Who’s being held accountable?

When the educational system fails students, often students get the blame.

Lorie Smith Schaefer of Carson City is a reading specialist at Seeliger School. This column first ran in the Nevada Appeal. For more on this topic, see www.rethinkingschools.org.

Recent publicity about a Carson High student who successfully completed all required courses but hadn’t passed the math proficiency test has caused me more than a little anxiety.

On one hand, I believe students should be held accountable. I believe schools, parents and the community need to know that the high school diploma means something, means the same thing for all students.

Nonetheless, school officials have acknowledged that the curriculum the student completed may not have been an exact match for what was on The Test. They are working to more closely align them.

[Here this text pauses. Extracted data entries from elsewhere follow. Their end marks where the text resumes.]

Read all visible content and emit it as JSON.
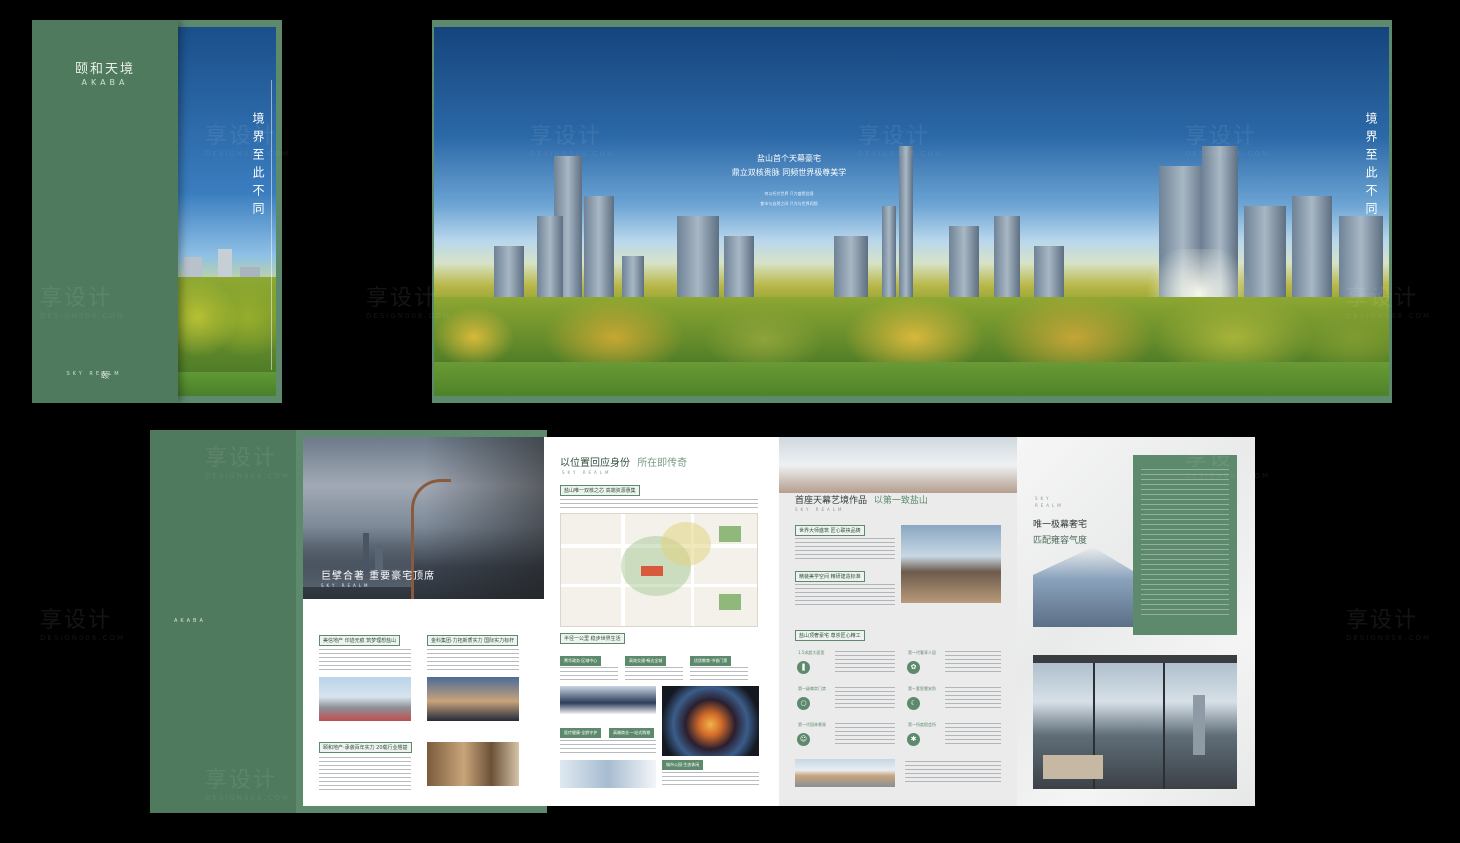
{
  "cover": {
    "logo_cn": "颐和天境",
    "logo_en": "AKABA",
    "mark": "颐",
    "footer_en": "SKY REALM",
    "vertical_text": "境界至此不同"
  },
  "banner": {
    "title": "盐山首个天幕豪宅",
    "subtitle": "鼎立双核贵脉 同频世界极尊美学",
    "lines": [
      "何以托付世界 只为盛赞此境",
      "都市与自然之间 只为与世界同频"
    ],
    "vertical_text": "境界至此不同"
  },
  "lower": {
    "flap_text": "AKABA"
  },
  "page1": {
    "headline": "巨擘合著 重要豪宅顶席",
    "headline_en": "SKY REALM",
    "tags": [
      "美信地产 印迹无痕 筑梦理想盐山",
      "金科集团·力拓新质实力 国际实力标杆",
      "颐和地产·承袭百年实力 20载行业翘楚"
    ]
  },
  "page2": {
    "title": "以位置回应身份",
    "title_accent": "所在即传奇",
    "title_en": "SKY REALM",
    "tag_map": "盐山唯一双核之芯 高端资源惠集",
    "tag_life": "半径一公里 稳步世界生活",
    "tags_small": [
      "菁华政务·区域中心",
      "高效交通·畅达全城",
      "优质教育·书香门第",
      "医疗健康·全龄守护",
      "高端商业·一站式购物",
      "城市公园·生态休闲"
    ]
  },
  "page3": {
    "title": "首座天幕艺境作品",
    "title_accent": "以第一致盐山",
    "title_en": "SKY REALM",
    "tags": [
      "世界大师盛筑 匠心联袂品铸",
      "精装美学空间 精研建造标准",
      "盐山顶奢豪宅 尊崇匠心精工"
    ],
    "icon_tags": [
      "1.5米超大面宽",
      "第一代奢享人居",
      "第一级尊崇门禁",
      "第一套智慧安防",
      "第一代园林景观",
      "第一所度假会所"
    ]
  },
  "page4": {
    "title": "唯一极幕奢宅",
    "subtitle": "匹配雍容气度",
    "title_en": "SKY REALM"
  },
  "watermark": {
    "cn": "享设计",
    "en": "DESIGN006.COM"
  }
}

Which brings me to my other hand—just who is being held accountable? And for what?

The student, Amy, completed courses outlined by the state and district. She received good grades in classes taught by teachers certified by the state and hired by the district. She just hasn’t passed The Test. Yet. What strikes me here is that the only person being held accountable is Amy—the person at the bottom of the educational food chain, the person with the least power, the least voice.

Teachers who taught and passed her may reflect on what they might have done differently. Or not. But their jobs are not in jeopardy. I’m not convinced they should be. School administrators’ jobs are not at risk. The contract with the testing company is probably safe, although its test may have neither accurately nor reliably measured Amy’s competence. No one’s future is at risk the way Amy’s is—a future based on her performance on a single test.

As a teacher, I know there are many kinds of learners. Think of yourself. Do you learn best on your own or in a group? Can you read or hear new information and know it? Or must you talk, write, draw or build to learn? How would you prefer to show your ability? Would you prefer a test with only one right answer or to be able to show your work?

Just what is the desired outcome of 13 years of this free and public education? Students who have a multitude of facts rattling around in their heads or students who can see the big picture and solve problems? Students who can memorize or students who can think?

What bothers me about a single multiple-choice test is not that the bar is too high, but that the bar is too low and on the wrong track.

I want graduates with more than functional literacy, which assures nothing but a low-paying job. I want more than cultural literacy, which might allow them to win at Trivial Pursuit or Who Wants to be a Millionaire? but devalues or ignores cultures outside America’s mainstream. Both perpetuate social inequities.

I want graduates who can separate the wheat from the chaff, ones who know what is really true and why.

Above all, I want students to have a vested interest in learning—not because of a test or even earning potential, but because they understand their own power and their obligation to use that power to change the world. I want students to know they can change the system into one that honors even its least powerful members instead of turning them into scapegoats for its own injustices.